A PE is ultimately a portfolio of programs or in some instances a single program that receives funding within a budget. PE 0603286E was first discovered in the 2008 DARPA Fact File published in June of 2008 (coincidentally, the same year the DIA solicited the private sector for bids for the AAWSA Program).
PE 0603286E contained numerous sub-projects that receive funding out of their more than $100 – $180 million dollar yearly budget. Tactically Exploited Reconnaissance Node; Hypersonic Air-breathing Weapon Concept; Tactical Boost Glide; Aerial Reconfigurable Embedded System; are just some of the programs that receive money through this specific PE.

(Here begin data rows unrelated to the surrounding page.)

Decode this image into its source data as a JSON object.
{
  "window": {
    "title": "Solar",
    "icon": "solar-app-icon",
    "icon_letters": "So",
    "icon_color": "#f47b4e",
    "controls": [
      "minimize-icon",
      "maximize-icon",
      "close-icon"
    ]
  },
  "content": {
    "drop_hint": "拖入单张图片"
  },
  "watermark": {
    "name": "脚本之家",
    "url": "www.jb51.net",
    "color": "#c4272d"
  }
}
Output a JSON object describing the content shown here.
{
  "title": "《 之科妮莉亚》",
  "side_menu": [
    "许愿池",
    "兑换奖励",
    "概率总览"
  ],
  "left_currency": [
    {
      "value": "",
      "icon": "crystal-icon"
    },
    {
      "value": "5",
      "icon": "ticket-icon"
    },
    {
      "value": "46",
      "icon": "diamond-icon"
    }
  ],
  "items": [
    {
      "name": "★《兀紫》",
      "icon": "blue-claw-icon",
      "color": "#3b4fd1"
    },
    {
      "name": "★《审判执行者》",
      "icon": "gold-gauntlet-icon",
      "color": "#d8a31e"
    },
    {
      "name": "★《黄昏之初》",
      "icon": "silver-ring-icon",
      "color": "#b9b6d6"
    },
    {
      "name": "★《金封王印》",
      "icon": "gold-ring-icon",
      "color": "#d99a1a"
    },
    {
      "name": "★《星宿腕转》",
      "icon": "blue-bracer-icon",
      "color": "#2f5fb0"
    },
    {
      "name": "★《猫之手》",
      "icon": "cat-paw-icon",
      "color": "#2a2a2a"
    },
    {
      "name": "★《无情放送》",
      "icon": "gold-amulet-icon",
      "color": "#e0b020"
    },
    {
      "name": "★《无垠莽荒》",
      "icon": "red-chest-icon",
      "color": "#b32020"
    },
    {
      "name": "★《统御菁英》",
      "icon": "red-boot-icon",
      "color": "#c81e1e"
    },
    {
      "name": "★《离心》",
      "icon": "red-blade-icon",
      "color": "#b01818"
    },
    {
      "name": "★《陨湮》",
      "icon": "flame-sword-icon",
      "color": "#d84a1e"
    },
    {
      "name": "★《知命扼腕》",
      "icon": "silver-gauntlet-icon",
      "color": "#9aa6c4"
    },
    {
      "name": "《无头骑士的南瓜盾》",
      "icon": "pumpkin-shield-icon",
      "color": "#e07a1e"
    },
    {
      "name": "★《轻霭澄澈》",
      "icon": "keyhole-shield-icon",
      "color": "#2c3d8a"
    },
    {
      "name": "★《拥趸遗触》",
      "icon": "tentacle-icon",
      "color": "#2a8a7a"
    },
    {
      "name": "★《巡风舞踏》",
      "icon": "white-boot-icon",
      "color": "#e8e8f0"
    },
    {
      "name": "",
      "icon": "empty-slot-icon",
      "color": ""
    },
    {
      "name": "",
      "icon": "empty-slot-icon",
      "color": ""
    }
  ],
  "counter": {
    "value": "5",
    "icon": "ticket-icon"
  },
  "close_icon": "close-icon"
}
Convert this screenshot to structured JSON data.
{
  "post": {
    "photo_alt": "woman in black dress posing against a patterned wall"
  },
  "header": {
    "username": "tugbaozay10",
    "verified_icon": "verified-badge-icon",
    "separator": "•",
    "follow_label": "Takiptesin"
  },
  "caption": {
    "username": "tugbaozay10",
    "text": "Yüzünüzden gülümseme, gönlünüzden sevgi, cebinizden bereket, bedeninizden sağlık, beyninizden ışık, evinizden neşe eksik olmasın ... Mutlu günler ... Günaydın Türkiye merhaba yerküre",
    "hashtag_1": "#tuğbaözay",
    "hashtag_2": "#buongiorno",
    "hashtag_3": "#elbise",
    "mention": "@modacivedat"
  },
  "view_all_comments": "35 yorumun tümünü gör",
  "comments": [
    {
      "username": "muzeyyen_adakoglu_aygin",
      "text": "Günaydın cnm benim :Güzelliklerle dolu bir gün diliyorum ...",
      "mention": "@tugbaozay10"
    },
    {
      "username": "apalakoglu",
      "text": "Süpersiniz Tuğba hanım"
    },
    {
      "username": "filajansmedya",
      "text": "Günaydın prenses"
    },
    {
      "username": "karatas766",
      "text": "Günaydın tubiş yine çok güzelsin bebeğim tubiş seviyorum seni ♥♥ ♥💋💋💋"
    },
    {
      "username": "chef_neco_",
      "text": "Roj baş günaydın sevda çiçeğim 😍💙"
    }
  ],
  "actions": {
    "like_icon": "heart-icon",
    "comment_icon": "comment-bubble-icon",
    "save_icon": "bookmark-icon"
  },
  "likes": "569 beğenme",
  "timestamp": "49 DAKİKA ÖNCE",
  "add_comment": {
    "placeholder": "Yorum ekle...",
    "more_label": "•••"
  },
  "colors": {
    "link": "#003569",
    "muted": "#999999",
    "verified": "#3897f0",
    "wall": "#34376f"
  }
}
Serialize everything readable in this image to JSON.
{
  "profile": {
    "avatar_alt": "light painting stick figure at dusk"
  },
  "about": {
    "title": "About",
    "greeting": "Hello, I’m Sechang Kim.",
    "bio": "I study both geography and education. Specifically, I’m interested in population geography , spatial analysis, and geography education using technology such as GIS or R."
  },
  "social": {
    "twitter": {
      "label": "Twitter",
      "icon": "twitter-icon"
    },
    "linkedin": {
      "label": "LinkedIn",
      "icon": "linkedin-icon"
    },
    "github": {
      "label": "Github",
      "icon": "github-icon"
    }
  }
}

However, one sub-program within PE 0603286E is the Advanced Aerospace System Concepts line item, also reference as part of a “Project AIR-01.” The 2008 fact file says that:
“Studies conducted under the Advanced Aerospace System Concepts program will examine and evaluate emerging aerospace technologies and system concepts for applicability to military use, as well as the degree and scope of potential impact/improvements to military operations, mission utility, and warfighter capability. The program also analyzes emerging aerospace threats and possible methods and technologies to counter them.”
Although similar, the wording is not quite an exact match to the AAWSA Program, that is, not until you follow the progression of the program throughout multiple budgets. As the years progressed, the Advanced Aerospace System Concepts program continued to receive funding totaling millions of dollars each year, and it appeared that it’s objective and scope, would be slightly altered as time went on. The following was language that is found in later budgets about the program:
“The feasibility of achieving potential improvements, in terms of resources, schedule, and technological risk, is also evaluated. The results from these studies are used, in part, to formulate future programs or refocus ongoing work. Topics of consideration include: methods of defeating enemy anti-aircraft attacks; munition technologies to increase precision, range, endurance, and lethality of weapons for a variety of mission sets; novel launch systems; air vehicle control, power, propulsion, materials, and architectures; and payload and cargo handling systems.”
Launch systems; control; power; propulsion; materials; all exact research angles that connect the AAWSA Program / AATIP with this specific DARPA research program. In addition, having it in what appears to be an umbrella “weapons program,” along with using the phrasing “aerospace threats,” which would undoubtedly include UAPs, also draw a direct line between the two efforts.
Although it may be a stretch to fully conclude this is a continuation or extension of AATIP’s UAP focus; no one can deny the striking similarities between the wording of both programs. If AATIP / AAWSA Program was truly a UFO research program hidden within coded language in a public bid solicitation notice; then this DARPA program may ultimately be a near mirror image of it that holds many secrets of its own.
Note: The Black Vault has had numerous FOIA requests open for records related to the above PE line item. It has been challenging, but some headway has recently been made. It was decided to publish the above prior to the FOIA releases for additional information, in order to spread the word about the possible connect. More information will be published, when available.
UPDATE February 18th, 2020
In the past few days, the DOD issued their newest Department of Defense Fiscal Year (FY) 2021 Budget Estimates. The “Advanced Aerospace System Concepts” program is continuing, with millions of dollars slated for the coming years.
In addition, it still speaks of analyzing “emerging aerospace threats” along with pursuing topics such as novel launch systems, propulsion, and materials very similar to the AAWSAP language. It’s still unclear if there could be ANY connection whatsoever, but the similarities remain.